Star America raises $183.2m for debut infra fund

The New York-based firm is more than halfway towards meeting its final target of $300m.

Star America Infrastructure Partners has raised $183.2 million so far for its maiden vehicle, according to a document filed with the Securities and Exchange Commission (SEC) on Monday.

Star America initially considered aiming for a $400 million fund but ended up launching the vehicle in January 2013 with a $300 million target, sources told Infrastructure Investor.

Like the firm’s overall strategy, the vehicle will target greenfield PPP projects in the US and Canada primarily in the transportation, social infrastructure and water sectors, Star America’s chief operating officer Mark Melson told Infrastructure Investor.

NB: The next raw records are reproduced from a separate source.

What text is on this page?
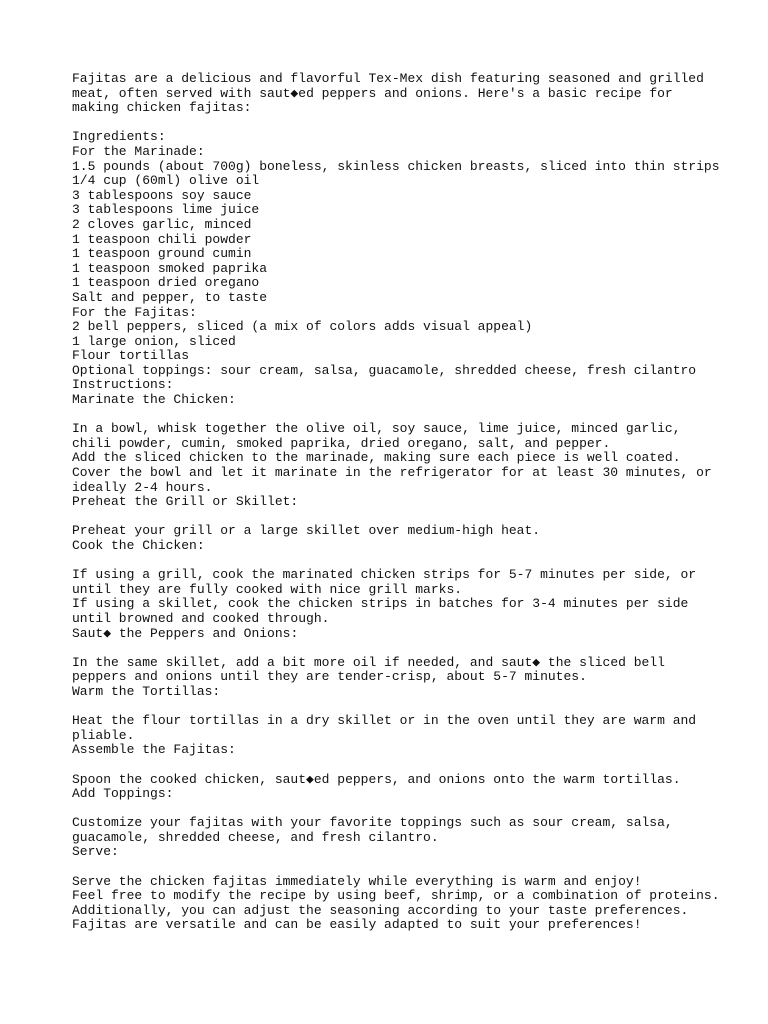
Fajitas are a delicious and flavorful Tex-Mex dish featuring seasoned and grilled
meat, often served with saut◆ed peppers and onions. Here's a basic recipe for
making chicken fajitas:
Ingredients:
For the Marinade:
1.5 pounds (about 700g) boneless, skinless chicken breasts, sliced into thin strips
1/4 cup (60ml) olive oil
3 tablespoons soy sauce
3 tablespoons lime juice
2 cloves garlic, minced
1 teaspoon chili powder
1 teaspoon ground cumin
1 teaspoon smoked paprika
1 teaspoon dried oregano
Salt and pepper, to taste
For the Fajitas:
2 bell peppers, sliced (a mix of colors adds visual appeal)
1 large onion, sliced
Flour tortillas
Optional toppings: sour cream, salsa, guacamole, shredded cheese, fresh cilantro
Instructions:
Marinate the Chicken:
In a bowl, whisk together the olive oil, soy sauce, lime juice, minced garlic,
chili powder, cumin, smoked paprika, dried oregano, salt, and pepper.
Add the sliced chicken to the marinade, making sure each piece is well coated.
Cover the bowl and let it marinate in the refrigerator for at least 30 minutes, or
ideally 2-4 hours.
Preheat the Grill or Skillet:
Preheat your grill or a large skillet over medium-high heat.
Cook the Chicken:
If using a grill, cook the marinated chicken strips for 5-7 minutes per side, or
until they are fully cooked with nice grill marks.
If using a skillet, cook the chicken strips in batches for 3-4 minutes per side
until browned and cooked through.
Saut◆ the Peppers and Onions:
In the same skillet, add a bit more oil if needed, and saut◆ the sliced bell
peppers and onions until they are tender-crisp, about 5-7 minutes.
Warm the Tortillas:
Heat the flour tortillas in a dry skillet or in the oven until they are warm and
pliable.
Assemble the Fajitas:
Spoon the cooked chicken, saut◆ed peppers, and onions onto the warm tortillas.
Add Toppings:
Customize your fajitas with your favorite toppings such as sour cream, salsa,
guacamole, shredded cheese, and fresh cilantro.
Serve:
Serve the chicken fajitas immediately while everything is warm and enjoy!
Feel free to modify the recipe by using beef, shrimp, or a combination of proteins.
Additionally, you can adjust the seasoning according to your taste preferences.
Fajitas are versatile and can be easily adapted to suit your preferences!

Last August, Michigan’s Department of Transportation (MDOT) selected a consortium led by Star America to design, build, finance operate and maintain, over a 15-year term, the freeway lighting system in the Detroit Metro Region. One of the stipulations included in the PPP agreement requires the consortium – which along with Star America includes Aldridge Electric, Parsons Brinkerhoff and Cofely Services – to keep 90 percent of the lights operational after the first year and 98 percent after the second year.

The firm has also reached financial close on three other P3 investments. These comprise an on-campus, mixed-use housing and retail development for the University of Texas at Dallas; the $500 million Portsmouth Bypass in Ohio, the largest infrastructure P3 in the state; and the South Fraser Perimeter Road in British Columbia, Canada.

Star America is also one of 40 respondents expressing an interest in a lighting project being procured by the Chicago Infrastructure Trust and is in the running for Maryland’s Purple Line, a 16.2-mile light rail P3 project estimated to cost $2.2 billion.

Based in Roslyn Heights, New York, Star America was founded by William Marino in 2011. Marino, who also serves as the firm’s chief executive officer, began his career in the surety industry. In 1979, he founded Allied North America, a “construction-only” brokerage, laying the foundation for what developed into the largest private construction surety and insurance brokerage in the US, according to Star America’s website.